Shacker retuvo una carcajada que lanzó su escueta figura hacia delante, como si le hubieran dado un empujón por la espalda.
—Perdón, es una situación terrible. Pero eso que acaba de decir, eso del «cajón sellado»… Yo no soy freudiano, pero menuda imagen, ¿no? Y desde luego se podía describir a Vita como una persona sellada. En todos los sentidos.
—¿Sin vida sexual?
—Según ella misma, vida sexual y vida social inexistentes. Decía que lo prefería así. ¿Era verdad, o quizás una mera racionalización? No lo sé. De hecho, no puedo decir nada de ella con seguridad porque no llegué a tratarla el tiempo suficiente para quebrar su resistencia. Al final, no importaba. Consiguió lo que quería. Así es el mundo en que vivimos, Alex. Gente genuinamente enferma se encuentra con personas como Vita, que les impiden el acceso a un tratamiento, al tiempo que se dedican grandes cantidades de dinero a pagar por quejas exageradas porque sale más barato llegar a un acuerdo.
—¿Cómo se llama el abogado que la representaba?
—Pedí los documentos oficiales, pero nunca los recibí. Tenía que trabajar con un sumario del caso proporcionado por el seguro.
—¿Por qué tanto secreto?
—Consideraban que, si mi opinión tenía que aparecer en el juicio, era mejor que me percibieran como alguien objetivo.
El arrepentimiento aumentó en sus ojos.
—Si miro hacia atrás, veo claro que me usaron. Nunca repetiré esa experiencia.
—¿Qué clase de información personal le dio Vita?
—No mucha. Reconstruir su historial fue un calvario —explicó—. Al menos conseguí que admitiera, con reticencias, haber tenido una infancia difícil. Pero, de nuevo, ¿podemos estar seguros de que no fuera ella misma quien provocaba esas dificultades?
—Una niña cascarrabias.
—Cada vez le doy más importancia al carácter de cada uno. Todos hemos de jugar con las cartas que nos tocan, el asunto es qué hacemos con ellas. Después de observar a Vita Berlin como mujer de edad mediana, resulta difícil imaginársela como una cría dulce y feliz. Pero tal vez me equivoque. A lo mejor algo le amargó la vida.
—¿Se casó alguna vez?
—Mencionó un matrimonio temprano, pero se negó a hablar de él. Y había una hermana, se criaron juntas cerca de Chicago. Vita se mudó a Los Ángeles hace diez años porque odiaba el clima del medio oeste. Pero también odiaba Los Ángeles. Todo el mundo era estúpido, superficial. Qué más… Ah, sí, no tenía hijos, odiaba a los niños, decía que eran un malgasto de esperma y óvulos; la expresión es suya. Oiga, ¿cuánto lleva trabajando para la policía?
—No estoy en nómina. Soy más bien como un asesor independiente.
—Parece interesante —afirmó Shacker—. Ver el lado oscuro, y tal. Aunque no sé si yo lo aguantaría. La verdad es que no siento ninguna curiosidad por todas esas cosas horribles. Todas esas disincronías horribles.
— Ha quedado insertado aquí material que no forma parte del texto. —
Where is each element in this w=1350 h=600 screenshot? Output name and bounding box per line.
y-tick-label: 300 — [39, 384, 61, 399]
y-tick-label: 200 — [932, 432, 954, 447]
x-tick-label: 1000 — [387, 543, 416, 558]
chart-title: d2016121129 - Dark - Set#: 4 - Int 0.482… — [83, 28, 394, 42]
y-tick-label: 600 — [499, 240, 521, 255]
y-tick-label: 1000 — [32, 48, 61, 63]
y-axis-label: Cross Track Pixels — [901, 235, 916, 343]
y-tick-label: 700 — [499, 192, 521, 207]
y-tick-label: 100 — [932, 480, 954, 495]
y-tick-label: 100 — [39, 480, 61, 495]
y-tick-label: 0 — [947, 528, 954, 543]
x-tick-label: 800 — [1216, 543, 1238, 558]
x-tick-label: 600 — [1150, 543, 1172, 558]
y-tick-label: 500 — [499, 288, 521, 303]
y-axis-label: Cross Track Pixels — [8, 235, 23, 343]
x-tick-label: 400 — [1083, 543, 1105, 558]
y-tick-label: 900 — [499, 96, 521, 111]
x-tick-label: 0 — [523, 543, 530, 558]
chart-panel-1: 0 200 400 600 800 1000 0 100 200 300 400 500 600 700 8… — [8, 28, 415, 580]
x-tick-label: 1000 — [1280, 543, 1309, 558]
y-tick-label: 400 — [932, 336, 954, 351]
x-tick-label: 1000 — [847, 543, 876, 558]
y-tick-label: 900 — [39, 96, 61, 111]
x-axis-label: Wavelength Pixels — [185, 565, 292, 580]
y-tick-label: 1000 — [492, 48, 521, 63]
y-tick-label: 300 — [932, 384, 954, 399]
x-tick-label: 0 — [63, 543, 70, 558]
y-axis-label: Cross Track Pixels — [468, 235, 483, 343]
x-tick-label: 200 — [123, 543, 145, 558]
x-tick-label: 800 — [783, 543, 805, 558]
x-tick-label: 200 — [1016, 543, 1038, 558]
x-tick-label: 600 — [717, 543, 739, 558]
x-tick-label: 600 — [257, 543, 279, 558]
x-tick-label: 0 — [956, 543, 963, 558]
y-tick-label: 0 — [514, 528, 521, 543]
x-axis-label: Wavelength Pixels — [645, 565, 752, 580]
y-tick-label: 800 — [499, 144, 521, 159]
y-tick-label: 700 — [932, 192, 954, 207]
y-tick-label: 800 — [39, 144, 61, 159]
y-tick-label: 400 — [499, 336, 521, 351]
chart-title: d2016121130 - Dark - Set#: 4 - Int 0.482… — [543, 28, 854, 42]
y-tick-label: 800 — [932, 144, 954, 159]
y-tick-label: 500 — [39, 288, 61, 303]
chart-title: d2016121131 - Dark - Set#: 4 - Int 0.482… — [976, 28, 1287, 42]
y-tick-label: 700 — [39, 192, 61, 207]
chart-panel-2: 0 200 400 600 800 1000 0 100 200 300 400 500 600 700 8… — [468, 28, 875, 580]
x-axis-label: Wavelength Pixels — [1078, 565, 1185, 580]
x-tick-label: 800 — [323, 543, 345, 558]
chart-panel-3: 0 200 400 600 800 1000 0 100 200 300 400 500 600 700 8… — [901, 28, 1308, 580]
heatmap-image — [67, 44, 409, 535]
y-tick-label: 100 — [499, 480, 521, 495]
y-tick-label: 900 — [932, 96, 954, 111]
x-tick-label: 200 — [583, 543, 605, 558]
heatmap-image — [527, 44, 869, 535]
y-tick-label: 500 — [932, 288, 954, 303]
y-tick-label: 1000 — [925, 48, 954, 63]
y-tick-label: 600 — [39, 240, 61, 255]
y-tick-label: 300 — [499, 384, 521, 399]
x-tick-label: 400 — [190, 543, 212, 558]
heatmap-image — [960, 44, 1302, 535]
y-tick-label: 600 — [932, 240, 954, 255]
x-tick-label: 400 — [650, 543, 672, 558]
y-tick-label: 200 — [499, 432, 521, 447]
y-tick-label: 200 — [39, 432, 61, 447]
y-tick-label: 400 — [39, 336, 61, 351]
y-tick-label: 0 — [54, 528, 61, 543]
—Yo tampoco —mentí—. Lo gratificante es solucionarlas.
—Me da la impresión de que se ha vuelto muy difícil acertar con los perfiles.
—Nunca hay una receta a seguir. ¿Le puedo hacer algunas preguntas más sobre Vita?
—¿Como qué?
—¿Tenía amigos, o algún interés por algo?
—Me da la impresión de que era más bien casera.
—¿Vio señales de adicción a alguna sustancia?
—No, ¿por qué?
—La policía ha encontrado botellas enormes de whisky en su apartamento. Escondidas.
—Ah, ¿sí? Vaya, pues es una buena lección, Alex, porque yo no me di cuenta. Tampoco se podía esperar mucho más, teniendo en cuenta su resistencia. —Miró el reloj—. Si no hay nada más…
—¿Cuántas sesiones tuvieron?
—Unas cuantas… Seis, siete.
—¿Tiene su historial aquí?
—La mutua se quedó todos los registros.
Sonó el teléfono de su escritorio. Se acercó para contestar.
—Doctor Shacker… Ah, hola… Bueno, te puedo recibir hoy si te va bien… Sí, claro, será un placer, ya repasaremos todo eso cuando vengas. —Tras colgar se dirigió a mí—: Hay una cosa más, Alex. Probablemente no debería decírselo, pero lo voy a hacer. Ella mencionó el nombre de una de las personas que la acosaban. Samantha, sin apellido. ¿Le sirve de algo?
—Puede que sí. Gracias.
—Ningún problema. Y ahora volvamos a hacer lo que nos enseñaron a hacer, ¿eh? Encantado de conocerle, Alex.